De week, daarop, op zondag 17 november 1889 werd de eerste dienst in de nieuwe kerk gehouden. Deze stond uiteraard onder leiding van ds. Sleeswijk Visser en als eregast was aaanwezig ds. J.J.A. Ploos van Amstel uit het Friese Reitsum, een van de eerste Doleantiepredikanten. Burgemeester Kruyff en enkele gemeenteraadsleden waren eveneens aanwezig. Omdat er nog geen orgel in de kerk was gingen P. Klootwijk en A.R. van Nes Czn. de gemeentezang begeleiden met een serafine, een klein huisorgel.

Een serafine (foto: ‘Wikimedia Commons’).

Ds. Sleeswijk Visser preekte ’s ochtends over 2 Samuel 6 de verzen 16 en 17, handelend over de overbrenging van de Ark naar Jeruzalem. Ds. Ploos van Amstel hield ’s middags zijn preek over Efeziërs 2 de verzen 19 en 20 (“Gebouwd op het fundament der apostelen en profeten, waarvan Jezus Christus is de uiterste Hoeksteen“), bedoeld als een felle aanklacht tegen het ‘Reglementair geknutsel’ van de hervormde kerk.

De kerk – met haar 554 zitplaatsen – zat tot de nok toe vol. ’s Morgens waren er negenhonderd kerkgangers, ’s middags zelfs nog tweehonderd meer! “Volgens ds. Sleeswijk Visser meenden zij die buiten het gebouw waren, dat daarbinnen brand was, zoo ging de warme lucht door het torentje op het dak naar buiten; de vloer rondom den kansel is op dien dag iets gezakt. Zooveel menschen hadden daar een staanplaats!”

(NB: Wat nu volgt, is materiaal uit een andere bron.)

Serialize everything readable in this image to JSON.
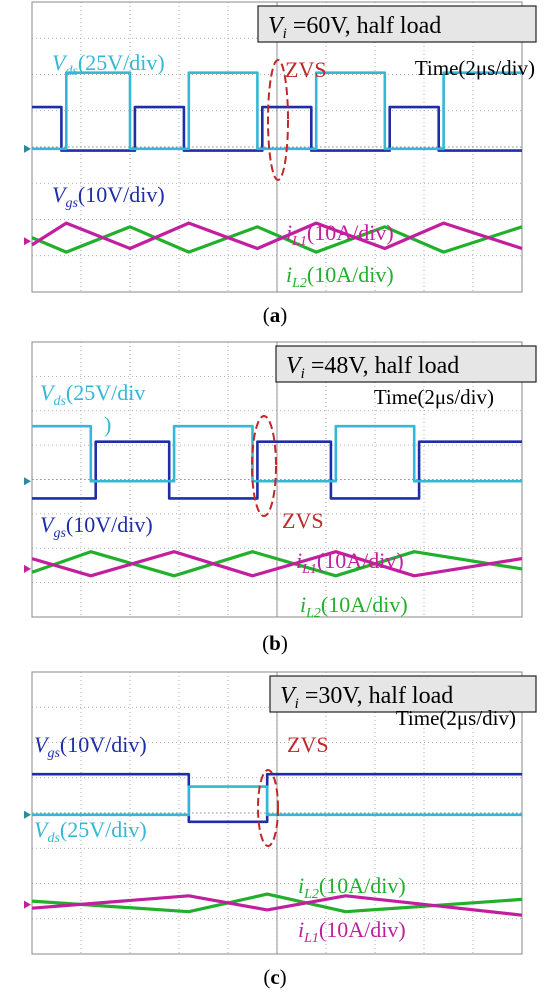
{
  "colors": {
    "vds": "#33b8d6",
    "vgs": "#1e2ea8",
    "il1": "#c21f9e",
    "il2": "#22b02c",
    "zvs": "#c0282a",
    "grid": "#9a9a9a",
    "box": "#e6e6e6"
  },
  "chart_data": [
    {
      "type": "line",
      "panel_label": "a",
      "header": {
        "var": "V",
        "sub": "i",
        "text": " =60V, half load"
      },
      "time_label": "Time(2μs/div)",
      "zvs_label": "ZVS",
      "labels": {
        "vds": {
          "var": "V",
          "sub": "ds",
          "text": "(25V/div)"
        },
        "vgs": {
          "var": "V",
          "sub": "gs",
          "text": "(10V/div)"
        },
        "il1": {
          "var": "i",
          "sub": "L1",
          "text": "(10A/div)"
        },
        "il2": {
          "var": "i",
          "sub": "L2",
          "text": "(10A/div)"
        }
      },
      "x_range_div": [
        0,
        10
      ],
      "y_range_div": [
        0,
        8
      ],
      "series": [
        {
          "key": "vds",
          "x": [
            0.0,
            0.7,
            0.7,
            2.0,
            2.0,
            3.2,
            3.2,
            4.6,
            4.6,
            5.8,
            5.8,
            7.2,
            7.2,
            8.4,
            8.4,
            10.0
          ],
          "y": [
            3.95,
            3.95,
            6.05,
            6.05,
            3.95,
            3.95,
            6.05,
            6.05,
            3.95,
            3.95,
            6.05,
            6.05,
            3.95,
            3.95,
            6.05,
            6.05
          ]
        },
        {
          "key": "vgs",
          "x": [
            0.0,
            0.6,
            0.6,
            2.1,
            2.1,
            3.1,
            3.1,
            4.7,
            4.7,
            5.7,
            5.7,
            7.3,
            7.3,
            8.3,
            8.3,
            10.0
          ],
          "y": [
            5.1,
            5.1,
            3.9,
            3.9,
            5.1,
            5.1,
            3.9,
            3.9,
            5.1,
            5.1,
            3.9,
            3.9,
            5.1,
            5.1,
            3.9,
            3.9
          ]
        },
        {
          "key": "il1",
          "x": [
            0.0,
            0.7,
            2.0,
            3.2,
            4.6,
            5.8,
            7.2,
            8.4,
            10.0
          ],
          "y": [
            1.3,
            1.9,
            1.2,
            1.9,
            1.2,
            1.9,
            1.2,
            1.9,
            1.2
          ]
        },
        {
          "key": "il2",
          "x": [
            0.0,
            0.7,
            2.0,
            3.2,
            4.6,
            5.8,
            7.2,
            8.4,
            10.0
          ],
          "y": [
            1.5,
            1.1,
            1.8,
            1.1,
            1.8,
            1.1,
            1.8,
            1.1,
            1.8
          ]
        }
      ]
    },
    {
      "type": "line",
      "panel_label": "b",
      "header": {
        "var": "V",
        "sub": "i",
        "text": " =48V, half load"
      },
      "time_label": "Time(2μs/div)",
      "zvs_label": "ZVS",
      "labels": {
        "vds": {
          "var": "V",
          "sub": "ds",
          "text": "(25V/div"
        },
        "vds_extra": ")",
        "vgs": {
          "var": "V",
          "sub": "gs",
          "text": "(10V/div)"
        },
        "il1": {
          "var": "i",
          "sub": "L1",
          "text": "(10A/div)"
        },
        "il2": {
          "var": "i",
          "sub": "L2",
          "text": "(10A/div)"
        }
      },
      "x_range_div": [
        0,
        10
      ],
      "y_range_div": [
        0,
        8
      ],
      "series": [
        {
          "key": "vds",
          "x": [
            0.0,
            1.2,
            1.2,
            2.9,
            2.9,
            4.5,
            4.5,
            6.2,
            6.2,
            7.8,
            7.8,
            10.0
          ],
          "y": [
            5.55,
            5.55,
            3.95,
            3.95,
            5.55,
            5.55,
            3.95,
            3.95,
            5.55,
            5.55,
            3.95,
            3.95
          ]
        },
        {
          "key": "vgs",
          "x": [
            0.0,
            1.3,
            1.3,
            2.8,
            2.8,
            4.6,
            4.6,
            6.1,
            6.1,
            7.9,
            7.9,
            10.0
          ],
          "y": [
            3.45,
            3.45,
            5.1,
            5.1,
            3.45,
            3.45,
            5.1,
            5.1,
            3.45,
            3.45,
            5.1,
            5.1
          ]
        },
        {
          "key": "il1",
          "x": [
            0.0,
            1.2,
            2.9,
            4.5,
            6.2,
            7.8,
            10.0
          ],
          "y": [
            1.7,
            1.2,
            1.9,
            1.2,
            1.9,
            1.2,
            1.7
          ]
        },
        {
          "key": "il2",
          "x": [
            0.0,
            1.2,
            2.9,
            4.5,
            6.2,
            7.8,
            10.0
          ],
          "y": [
            1.3,
            1.9,
            1.2,
            1.9,
            1.2,
            1.9,
            1.4
          ]
        }
      ]
    },
    {
      "type": "line",
      "panel_label": "c",
      "header": {
        "var": "V",
        "sub": "i",
        "text": " =30V, half load"
      },
      "time_label": "Time(2μs/div)",
      "zvs_label": "ZVS",
      "labels": {
        "vgs": {
          "var": "V",
          "sub": "gs",
          "text": "(10V/div)"
        },
        "vds": {
          "var": "V",
          "sub": "ds",
          "text": "(25V/div)"
        },
        "il2": {
          "var": "i",
          "sub": "L2",
          "text": "(10A/div)"
        },
        "il1": {
          "var": "i",
          "sub": "L1",
          "text": "(10A/div)"
        }
      },
      "x_range_div": [
        0,
        10
      ],
      "y_range_div": [
        0,
        8
      ],
      "series": [
        {
          "key": "vds",
          "x": [
            0.0,
            3.2,
            3.2,
            4.8,
            4.8,
            10.0
          ],
          "y": [
            3.95,
            3.95,
            4.75,
            4.75,
            3.95,
            3.95
          ]
        },
        {
          "key": "vgs",
          "x": [
            0.0,
            3.2,
            3.2,
            4.8,
            4.8,
            10.0
          ],
          "y": [
            5.1,
            5.1,
            3.75,
            3.75,
            5.1,
            5.1
          ]
        },
        {
          "key": "il1",
          "x": [
            0.0,
            3.2,
            4.8,
            6.4,
            10.0
          ],
          "y": [
            1.3,
            1.65,
            1.25,
            1.65,
            1.1
          ]
        },
        {
          "key": "il2",
          "x": [
            0.0,
            3.2,
            4.8,
            6.4,
            10.0
          ],
          "y": [
            1.5,
            1.2,
            1.7,
            1.2,
            1.55
          ]
        }
      ]
    }
  ]
}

De dankbaarheid was groot. Dat was ook merkbaar aan de opbrengst van de collecte voor de diaconie: niet minder dan fl. 100. Hoe dan ook, ieder was tevreden met het nieuwe bedehuis.

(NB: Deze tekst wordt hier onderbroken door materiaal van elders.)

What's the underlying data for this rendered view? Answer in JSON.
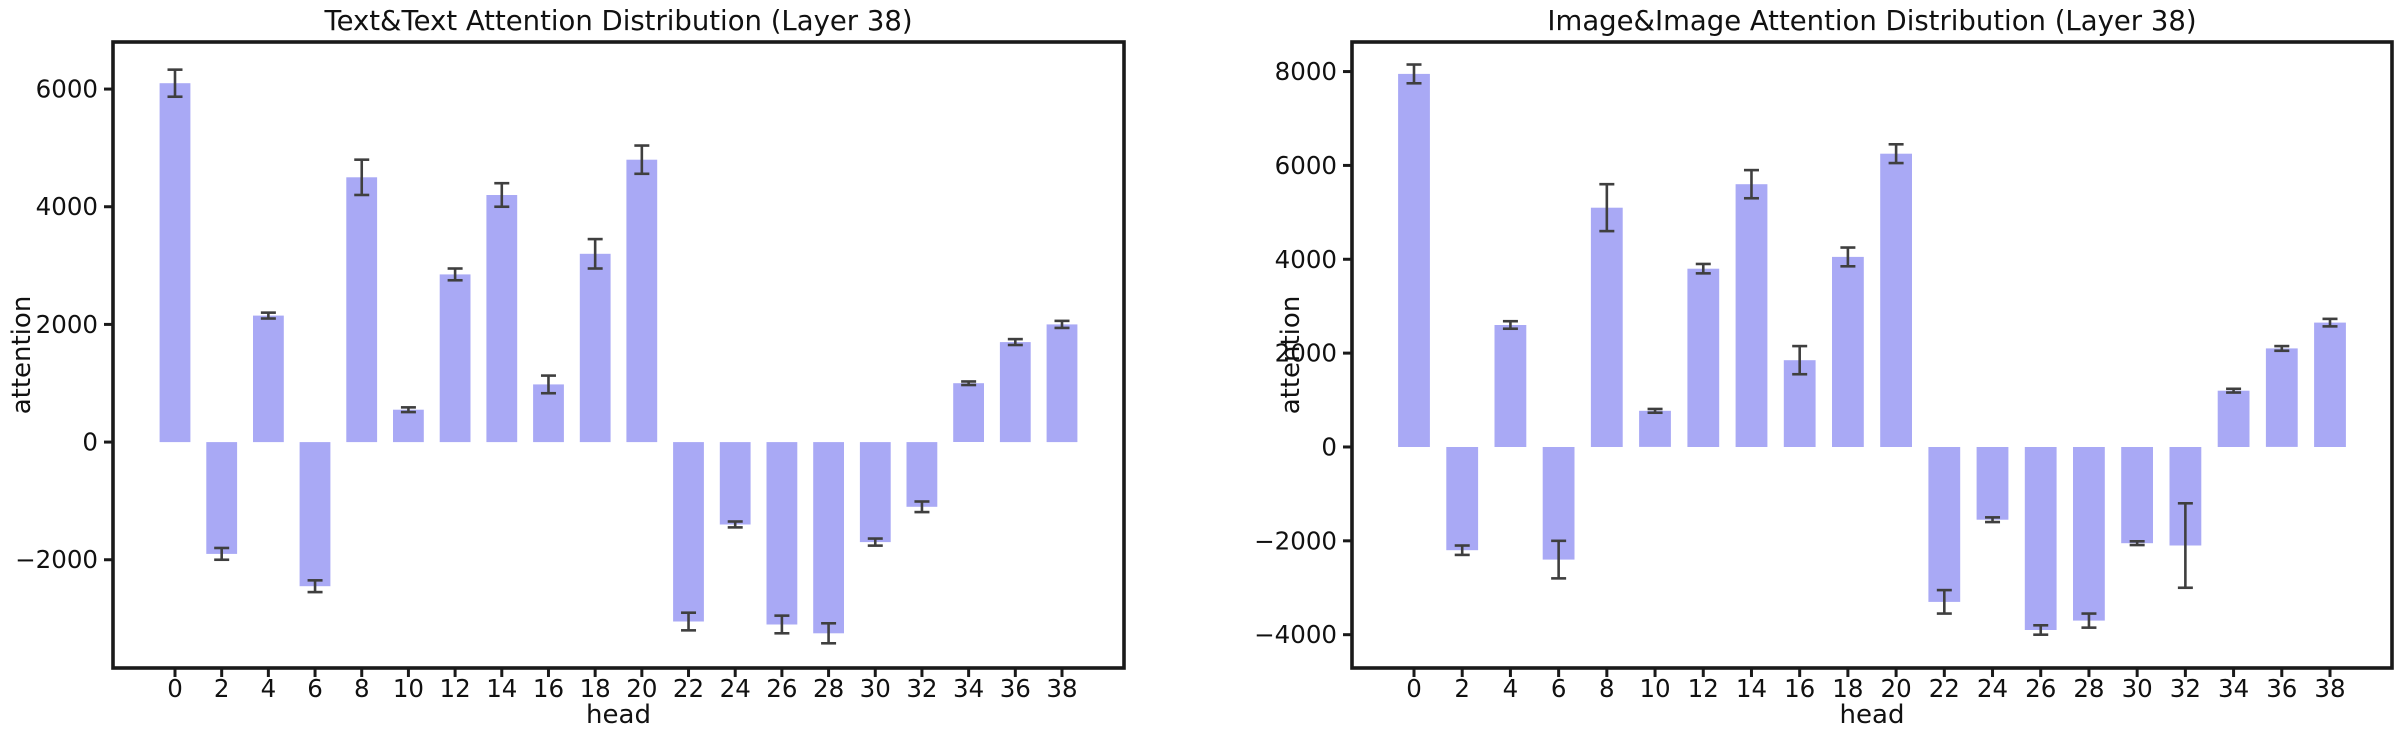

De gereformeerde kerk en de pastorie in de beginjaren (de pastorie dateert echter van 1917).

Een Jongelingsvereniging gaat in Doleantie…

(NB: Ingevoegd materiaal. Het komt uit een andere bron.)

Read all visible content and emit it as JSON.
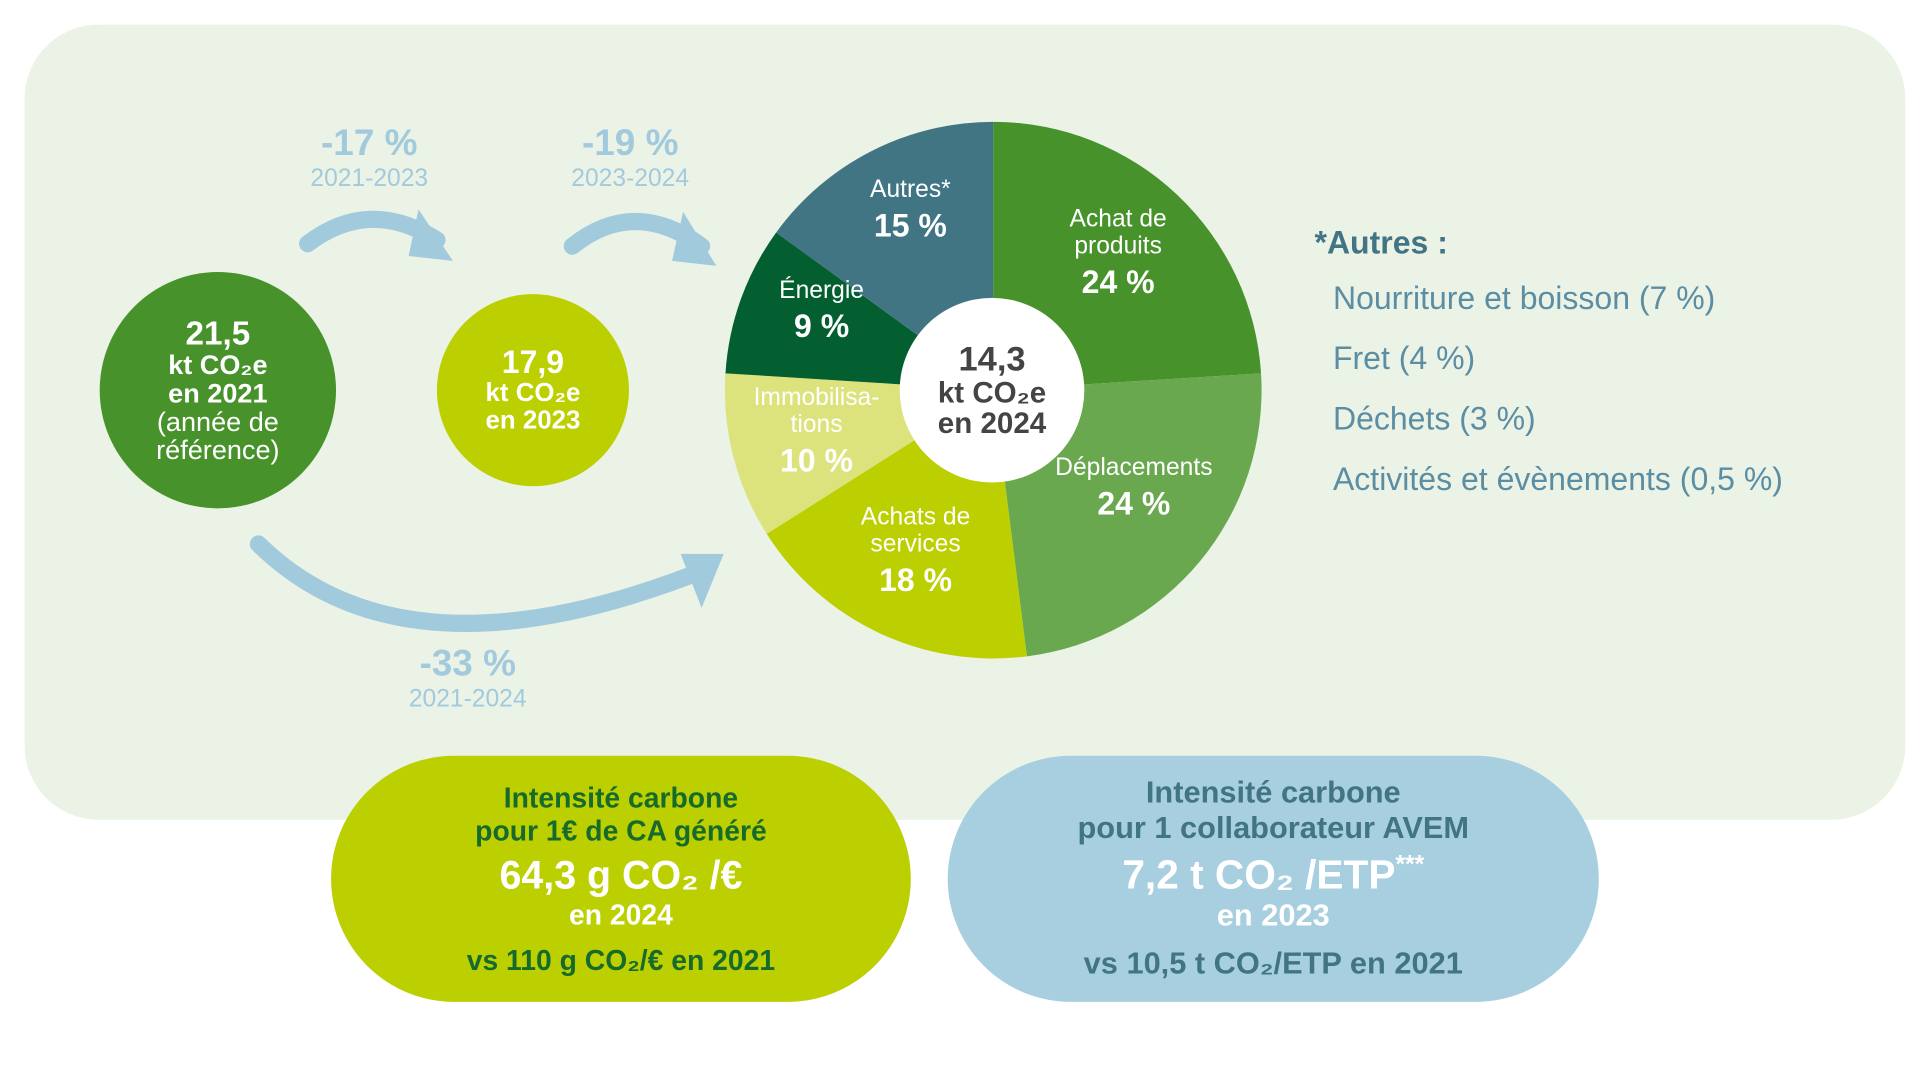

Sinds 1884 bestond in Rijsoord al een Jongelingsvereniging (JV); in dat jaar werd op 13 januari namelijk de eerste vergadering gehouden van de ‘Christelijke Jongelingsvereniging’. Toen in Rijsoord in 1889 de Nederduitsche Gereformeerde Kerk (doleerende) werd geïnstitueerd, ging een deel van de JV met de Doleantie mee en zette het werk binnen de Dolerende kerk voort. Als bestuursleden van de JV werden bij de oprichting gekozen: A.R. van Nes Czn. (president), Teunis Huizer, vice-president, Cornelis Stok, secretaris, Pieter van der Linden, vice-secretaris, Adr. De Jong Dzn., Penningmeester en Jan de Kool, vice-penningmeester. De Jongelingsvereniging kreeg ook een naam: ‘Colossenzen 3 vers 2’. Aanvankelijk werden ook de namen Excelsior en De Zoekende voorgesteld, maar de voorkeur werd gegeven aan ‘Bedenkt de dingen, die boven zijn, niet die op de aarde zijn’ uit Colossenzen.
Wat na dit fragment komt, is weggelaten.